I am 30 years old. There, I said it. I still can’t decide whether this is a good thing, an age where I’ve finally ‘matured’ into the adult who I want to be, or a bad thing, an age where I’ve reached a chronological milestone which exemplifies the death of my youth. I suppose that either way, it is what it is and there’s nothing that I can do about it.
I have been battling fears about turning 30 for the last year (plus). Although I know I’m still young and I have a lot of time, I fear the cease-function of my reproductive system and my lack of direction in career. I fear the internal need to meet (presumed) expectations and my inability to commit to a life path.
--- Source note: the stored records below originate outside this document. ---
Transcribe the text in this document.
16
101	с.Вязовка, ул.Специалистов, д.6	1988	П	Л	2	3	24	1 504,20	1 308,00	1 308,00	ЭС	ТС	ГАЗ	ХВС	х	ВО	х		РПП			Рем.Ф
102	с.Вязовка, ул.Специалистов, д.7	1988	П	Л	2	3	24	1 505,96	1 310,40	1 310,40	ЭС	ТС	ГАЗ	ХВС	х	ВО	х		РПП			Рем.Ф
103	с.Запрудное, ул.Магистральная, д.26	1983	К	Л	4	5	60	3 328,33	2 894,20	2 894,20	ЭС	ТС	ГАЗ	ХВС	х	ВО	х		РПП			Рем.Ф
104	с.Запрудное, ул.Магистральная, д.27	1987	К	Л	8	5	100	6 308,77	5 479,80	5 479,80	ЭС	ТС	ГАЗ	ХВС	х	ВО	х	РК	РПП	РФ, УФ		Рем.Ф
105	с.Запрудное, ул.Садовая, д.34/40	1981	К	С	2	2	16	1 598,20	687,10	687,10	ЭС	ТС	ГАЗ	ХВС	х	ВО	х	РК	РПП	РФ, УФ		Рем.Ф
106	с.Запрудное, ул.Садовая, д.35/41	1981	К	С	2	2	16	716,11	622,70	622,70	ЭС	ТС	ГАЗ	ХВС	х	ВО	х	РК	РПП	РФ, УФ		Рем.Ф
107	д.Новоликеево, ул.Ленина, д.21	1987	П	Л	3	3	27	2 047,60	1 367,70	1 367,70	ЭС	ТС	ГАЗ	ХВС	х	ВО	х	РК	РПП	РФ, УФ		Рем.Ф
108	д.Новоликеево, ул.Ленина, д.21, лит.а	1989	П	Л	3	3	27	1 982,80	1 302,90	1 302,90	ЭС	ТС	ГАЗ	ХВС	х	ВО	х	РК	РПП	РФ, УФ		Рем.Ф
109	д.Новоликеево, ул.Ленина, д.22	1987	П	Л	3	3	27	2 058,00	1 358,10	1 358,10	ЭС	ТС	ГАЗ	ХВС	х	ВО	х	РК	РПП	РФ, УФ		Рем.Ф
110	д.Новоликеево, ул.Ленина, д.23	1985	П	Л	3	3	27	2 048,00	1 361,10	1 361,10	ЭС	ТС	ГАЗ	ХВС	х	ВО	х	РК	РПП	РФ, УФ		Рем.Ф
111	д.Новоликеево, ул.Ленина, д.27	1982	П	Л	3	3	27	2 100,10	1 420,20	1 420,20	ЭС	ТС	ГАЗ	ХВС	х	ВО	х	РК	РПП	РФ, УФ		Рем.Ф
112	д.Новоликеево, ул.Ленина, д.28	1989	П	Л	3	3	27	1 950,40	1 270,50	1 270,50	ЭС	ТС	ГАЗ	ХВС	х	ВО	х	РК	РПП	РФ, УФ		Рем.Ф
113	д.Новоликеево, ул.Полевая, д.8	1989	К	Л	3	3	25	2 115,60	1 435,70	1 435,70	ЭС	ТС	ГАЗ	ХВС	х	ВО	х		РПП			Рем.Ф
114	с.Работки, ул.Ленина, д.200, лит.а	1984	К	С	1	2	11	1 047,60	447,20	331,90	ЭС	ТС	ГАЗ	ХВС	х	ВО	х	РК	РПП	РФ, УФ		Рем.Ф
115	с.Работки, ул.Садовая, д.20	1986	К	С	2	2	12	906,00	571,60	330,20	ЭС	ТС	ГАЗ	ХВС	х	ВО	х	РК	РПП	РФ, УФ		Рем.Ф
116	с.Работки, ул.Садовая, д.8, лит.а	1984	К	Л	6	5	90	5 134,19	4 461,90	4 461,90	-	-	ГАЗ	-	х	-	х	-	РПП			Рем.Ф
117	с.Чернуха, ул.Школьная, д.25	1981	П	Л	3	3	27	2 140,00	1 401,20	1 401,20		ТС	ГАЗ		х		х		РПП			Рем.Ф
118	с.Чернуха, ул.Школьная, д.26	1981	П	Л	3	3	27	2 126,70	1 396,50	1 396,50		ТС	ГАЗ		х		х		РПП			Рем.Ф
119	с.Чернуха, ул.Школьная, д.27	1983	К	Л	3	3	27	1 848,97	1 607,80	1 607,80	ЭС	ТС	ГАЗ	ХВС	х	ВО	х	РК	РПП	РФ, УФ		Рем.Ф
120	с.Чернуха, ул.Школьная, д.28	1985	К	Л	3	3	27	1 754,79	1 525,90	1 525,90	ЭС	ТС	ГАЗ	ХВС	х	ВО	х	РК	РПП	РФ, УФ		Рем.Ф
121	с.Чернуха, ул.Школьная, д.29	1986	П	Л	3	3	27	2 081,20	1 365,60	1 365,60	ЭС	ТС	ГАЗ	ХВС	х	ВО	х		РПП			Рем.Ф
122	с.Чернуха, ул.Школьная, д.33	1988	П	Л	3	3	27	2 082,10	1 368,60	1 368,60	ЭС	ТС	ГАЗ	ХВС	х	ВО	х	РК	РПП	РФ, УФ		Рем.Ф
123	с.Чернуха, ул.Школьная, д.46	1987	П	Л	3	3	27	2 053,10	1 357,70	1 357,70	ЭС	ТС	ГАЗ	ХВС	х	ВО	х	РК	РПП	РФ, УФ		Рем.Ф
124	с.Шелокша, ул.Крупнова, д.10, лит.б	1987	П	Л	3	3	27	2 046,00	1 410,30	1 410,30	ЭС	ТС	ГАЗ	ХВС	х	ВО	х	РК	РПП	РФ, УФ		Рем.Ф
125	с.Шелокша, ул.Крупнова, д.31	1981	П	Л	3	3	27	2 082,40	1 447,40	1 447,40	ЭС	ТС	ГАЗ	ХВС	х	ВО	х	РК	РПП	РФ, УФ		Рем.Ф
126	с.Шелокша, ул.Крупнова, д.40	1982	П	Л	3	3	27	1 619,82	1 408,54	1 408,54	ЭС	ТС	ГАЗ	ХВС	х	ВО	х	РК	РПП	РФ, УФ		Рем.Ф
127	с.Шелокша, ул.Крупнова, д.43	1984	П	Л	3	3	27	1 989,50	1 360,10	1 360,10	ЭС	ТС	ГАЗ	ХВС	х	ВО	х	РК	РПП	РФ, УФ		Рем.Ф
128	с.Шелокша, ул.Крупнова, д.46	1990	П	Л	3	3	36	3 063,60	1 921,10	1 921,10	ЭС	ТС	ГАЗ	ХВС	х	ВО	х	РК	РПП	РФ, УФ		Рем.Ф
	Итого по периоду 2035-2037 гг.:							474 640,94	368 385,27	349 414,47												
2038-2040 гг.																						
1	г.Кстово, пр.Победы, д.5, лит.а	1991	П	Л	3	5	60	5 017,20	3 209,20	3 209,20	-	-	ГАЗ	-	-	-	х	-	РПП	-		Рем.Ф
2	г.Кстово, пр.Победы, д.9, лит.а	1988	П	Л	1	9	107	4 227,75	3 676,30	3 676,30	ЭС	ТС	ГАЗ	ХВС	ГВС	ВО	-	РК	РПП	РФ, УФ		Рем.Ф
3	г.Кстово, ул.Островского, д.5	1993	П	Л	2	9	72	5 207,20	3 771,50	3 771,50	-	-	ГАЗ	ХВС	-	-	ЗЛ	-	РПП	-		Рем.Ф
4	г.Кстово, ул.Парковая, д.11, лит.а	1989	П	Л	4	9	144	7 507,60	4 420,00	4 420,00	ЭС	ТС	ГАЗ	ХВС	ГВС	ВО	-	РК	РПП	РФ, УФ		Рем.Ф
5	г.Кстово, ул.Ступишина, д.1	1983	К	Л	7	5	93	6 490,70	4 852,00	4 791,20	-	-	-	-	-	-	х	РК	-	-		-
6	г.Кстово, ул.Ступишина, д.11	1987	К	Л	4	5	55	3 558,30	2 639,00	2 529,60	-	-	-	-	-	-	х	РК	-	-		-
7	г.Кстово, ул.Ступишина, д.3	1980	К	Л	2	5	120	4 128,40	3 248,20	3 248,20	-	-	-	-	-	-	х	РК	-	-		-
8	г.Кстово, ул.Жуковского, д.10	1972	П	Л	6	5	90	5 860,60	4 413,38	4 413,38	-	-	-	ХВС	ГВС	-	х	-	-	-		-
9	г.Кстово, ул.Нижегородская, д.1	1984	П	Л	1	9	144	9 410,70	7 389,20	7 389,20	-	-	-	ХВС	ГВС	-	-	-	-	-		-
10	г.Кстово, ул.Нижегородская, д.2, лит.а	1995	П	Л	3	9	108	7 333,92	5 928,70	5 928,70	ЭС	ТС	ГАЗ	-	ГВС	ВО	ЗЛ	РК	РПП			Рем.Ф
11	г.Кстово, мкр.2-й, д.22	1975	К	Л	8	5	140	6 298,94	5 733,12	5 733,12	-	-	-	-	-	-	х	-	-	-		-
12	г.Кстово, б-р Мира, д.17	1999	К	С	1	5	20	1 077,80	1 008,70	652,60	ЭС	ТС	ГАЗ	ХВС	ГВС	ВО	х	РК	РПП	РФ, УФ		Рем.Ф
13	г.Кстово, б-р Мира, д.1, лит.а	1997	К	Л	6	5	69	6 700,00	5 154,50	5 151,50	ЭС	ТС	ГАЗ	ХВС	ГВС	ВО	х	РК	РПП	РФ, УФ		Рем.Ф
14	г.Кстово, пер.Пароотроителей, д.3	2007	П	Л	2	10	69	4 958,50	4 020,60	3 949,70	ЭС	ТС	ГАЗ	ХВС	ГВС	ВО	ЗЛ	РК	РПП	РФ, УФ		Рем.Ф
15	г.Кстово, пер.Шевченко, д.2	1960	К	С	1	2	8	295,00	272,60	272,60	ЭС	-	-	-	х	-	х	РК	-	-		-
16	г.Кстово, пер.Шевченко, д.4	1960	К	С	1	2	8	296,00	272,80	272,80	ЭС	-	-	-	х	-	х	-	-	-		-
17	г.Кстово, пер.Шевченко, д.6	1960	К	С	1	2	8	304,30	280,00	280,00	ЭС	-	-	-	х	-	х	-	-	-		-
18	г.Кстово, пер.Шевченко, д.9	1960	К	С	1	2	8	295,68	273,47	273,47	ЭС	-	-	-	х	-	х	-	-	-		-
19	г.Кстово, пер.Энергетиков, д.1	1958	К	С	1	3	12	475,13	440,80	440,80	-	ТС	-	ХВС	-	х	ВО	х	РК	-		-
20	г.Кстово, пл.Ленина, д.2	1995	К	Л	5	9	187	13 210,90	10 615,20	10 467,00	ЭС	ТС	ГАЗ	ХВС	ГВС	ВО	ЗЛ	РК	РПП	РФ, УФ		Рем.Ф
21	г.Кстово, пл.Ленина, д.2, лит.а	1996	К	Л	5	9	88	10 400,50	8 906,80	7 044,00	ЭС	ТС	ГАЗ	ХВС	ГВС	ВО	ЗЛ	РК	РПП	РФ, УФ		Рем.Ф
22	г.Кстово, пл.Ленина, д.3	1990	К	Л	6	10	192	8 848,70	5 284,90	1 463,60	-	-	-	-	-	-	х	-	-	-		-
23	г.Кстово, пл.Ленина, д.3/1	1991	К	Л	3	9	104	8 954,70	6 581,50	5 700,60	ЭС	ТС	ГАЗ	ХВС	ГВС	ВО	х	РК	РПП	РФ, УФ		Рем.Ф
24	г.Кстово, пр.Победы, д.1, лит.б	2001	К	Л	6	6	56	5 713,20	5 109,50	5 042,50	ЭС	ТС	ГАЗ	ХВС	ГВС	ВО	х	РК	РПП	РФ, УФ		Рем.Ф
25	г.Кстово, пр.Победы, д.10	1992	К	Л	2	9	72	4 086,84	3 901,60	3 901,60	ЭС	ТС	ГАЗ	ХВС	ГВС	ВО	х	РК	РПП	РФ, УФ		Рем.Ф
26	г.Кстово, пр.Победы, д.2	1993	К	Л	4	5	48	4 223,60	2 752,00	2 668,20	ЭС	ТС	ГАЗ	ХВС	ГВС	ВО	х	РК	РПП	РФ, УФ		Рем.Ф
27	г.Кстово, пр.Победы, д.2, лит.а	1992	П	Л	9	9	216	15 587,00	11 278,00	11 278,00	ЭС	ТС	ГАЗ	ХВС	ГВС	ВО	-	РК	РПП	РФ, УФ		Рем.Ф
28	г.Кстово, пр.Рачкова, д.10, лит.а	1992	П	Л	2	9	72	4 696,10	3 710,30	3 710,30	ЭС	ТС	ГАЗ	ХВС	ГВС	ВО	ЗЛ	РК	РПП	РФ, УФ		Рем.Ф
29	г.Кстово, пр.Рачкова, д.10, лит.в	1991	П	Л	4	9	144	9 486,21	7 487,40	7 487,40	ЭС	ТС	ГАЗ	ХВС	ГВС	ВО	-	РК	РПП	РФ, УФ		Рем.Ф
What I am excited about is opportunity. My 20′s were chaotic and traumatic. I look forward to happiness and peace; to stability and control; to all the things which I felt I lacked over the last decade. More than anything, I am eager to continue my 30′s with the new zest for life which was all but unknown to me until the last couple of years.
With this all said, the first month of my thirtieth year has exceeded expectations thus far. I was able to venture out West to see my loved ones and meet my nephew, who was born during my stay. I returned to a job which I adore and a special someone whose presence in my life is recent, wonderful and a complete surprise.
I feel strong, happy and fulfilled. I don’t think life can get much better than this, regardless of age.
Oh and I can’t forget the most important thing – My ovaries did not spontaneously implode. I guess 30 isn’t so bad after all.
xo

Yes having a baby in your 30′s is a little nerve racking – but isn’t nice to know that you can? Many of us have felt your fear – you’re not alone.